Quand l’antiféminisme rugit, le féminisme doit répliquer. « Une partie du mouvement féministe s’est spécialisé, par exemple, dans la veille documentaire, explique Christine Bard. Ajoutez à cela tout le travail de prévention, la publication de contre-argumentaires, les brochures, les interventions militantes dans les formations que les féministes organisent : tout cela crée une véritable mobilisation qui ne faiblit pas. »

Et maintenant?

« Le féminisme reçoit un bien meilleur accueil aujourd’hui qu’il y a 20 ans, confie Christine Bard. C’est même jubilatoire pour nous, les féministes. C’était palpable avec la nouvelle génération de féministes avant #MoiAussi, mais depuis 2017, c’est encore plus fort. Et il y a une grande diversité de voix : elles sont loin de toutes s’entendre! » Ce qui est très bien aussi, selon Bard.

Ce qui manque le plus au mouvement, dit-elle, ce sont des hommes féministes. « Leur absence est un défi pour nous. Quand ils demandent ce qu’ils peuvent faire pour soutenir le féminisme et y contribuer, on ne peut pas juste leur répondre de se débrouiller tout seuls. Ça ne marche pas : il faut pouvoir communiquer et s’entendre. Nous devons nous en préoccuper et non les renvoyer à eux-mêmes chaque fois. »

Un précédent pour #MoiAussi?

Selon Christine Bard, quel mouvement de l’histoire du féminisme peut se comparer à #MoiAussi? « Je dirais celui qui a entraîné l’accès à la contraception et au choix en matière d’avortement.

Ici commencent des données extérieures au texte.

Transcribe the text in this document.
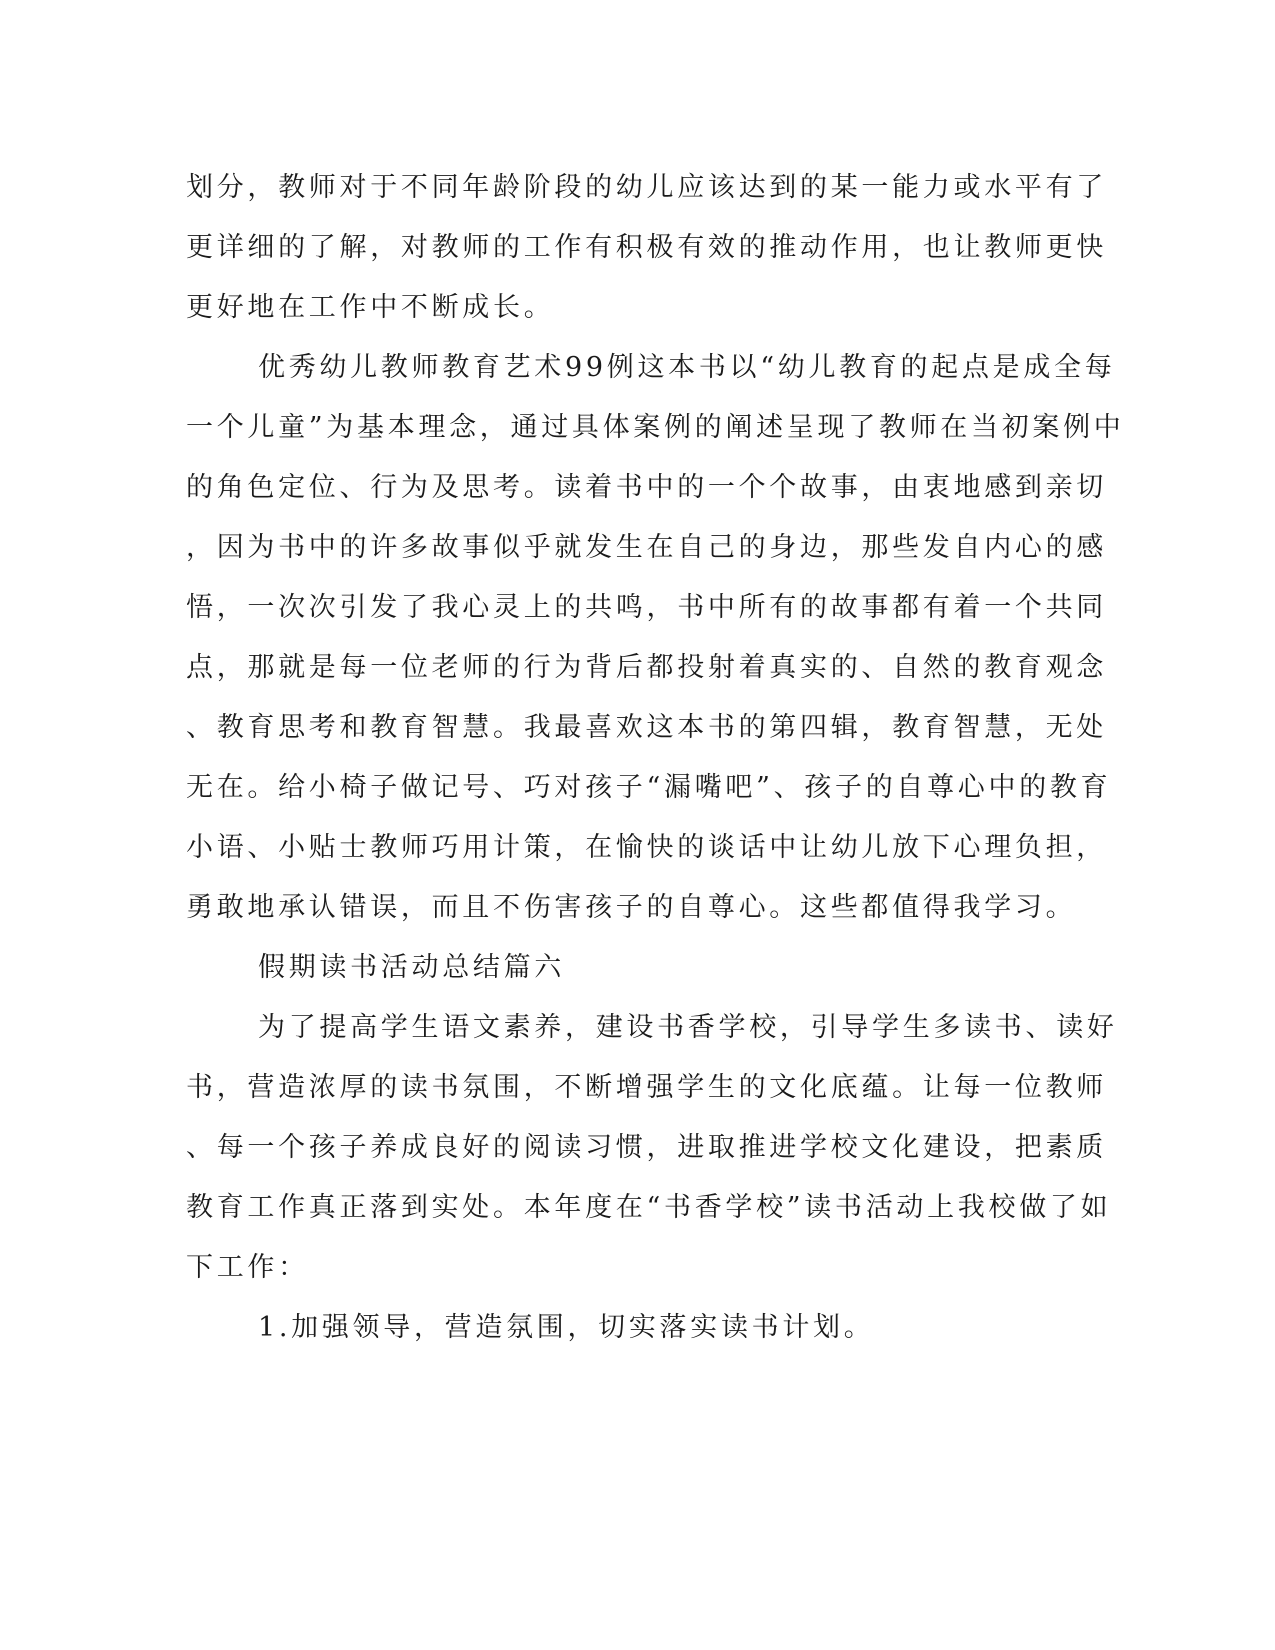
划分，教师对于不同年龄阶段的幼儿应该达到的某一能力或水平有了
更详细的了解，对教师的工作有积极有效的推动作用，也让教师更快
更好地在工作中不断成长。
优秀幼儿教师教育艺术99例这本书以“幼儿教育的起点是成全每
一个儿童”为基本理念，通过具体案例的阐述呈现了教师在当初案例中
的角色定位、行为及思考。读着书中的一个个故事，由衷地感到亲切
，因为书中的许多故事似乎就发生在自己的身边，那些发自内心的感
悟，一次次引发了我心灵上的共鸣，书中所有的故事都有着一个共同
点，那就是每一位老师的行为背后都投射着真实的、自然的教育观念
、教育思考和教育智慧。我最喜欢这本书的第四辑，教育智慧，无处
无在。给小椅子做记号、巧对孩子“漏嘴吧”、孩子的自尊心中的教育
小语、小贴士教师巧用计策，在愉快的谈话中让幼儿放下心理负担，
勇敢地承认错误，而且不伤害孩子的自尊心。这些都值得我学习。
假期读书活动总结篇六
为了提高学生语文素养，建设书香学校，引导学生多读书、读好
书，营造浓厚的读书氛围，不断增强学生的文化底蕴。让每一位教师
、每一个孩子养成良好的阅读习惯，进取推进学校文化建设，把素质
教育工作真正落到实处。本年度在“书香学校”读书活动上我校做了如
下工作：
1.加强领导，营造氛围，切实落实读书计划。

Quand la parole s’est libérée dans les années 70 et que 343 femmes* (parmi lesquelles Simone de Beauvoir, Jeanne Moreau et Gisèle Halimi) ont déclaré avoir vécu un avortement, ces récits d’expériences horribles racontés par des femmes ordinaires, connues et inconnues, ont eu un effet de choc. Les batailles pour le droit de vote ou encore l’accès à l’éducation n’ont pas concerné toutes les femmes, contrairement à l’accès à l’avortement. Un peu comme #MoiAussi touche toutes les classes sociales, tous les milieux. »

* Le manifeste des 343 a été publié le 5 avril 1971 dans Le Nouvel Observateur.

Complément d’info

Antiféminismes et masculinismes d’hier et d’aujourd’hui, Puf, 2019, 507 pages.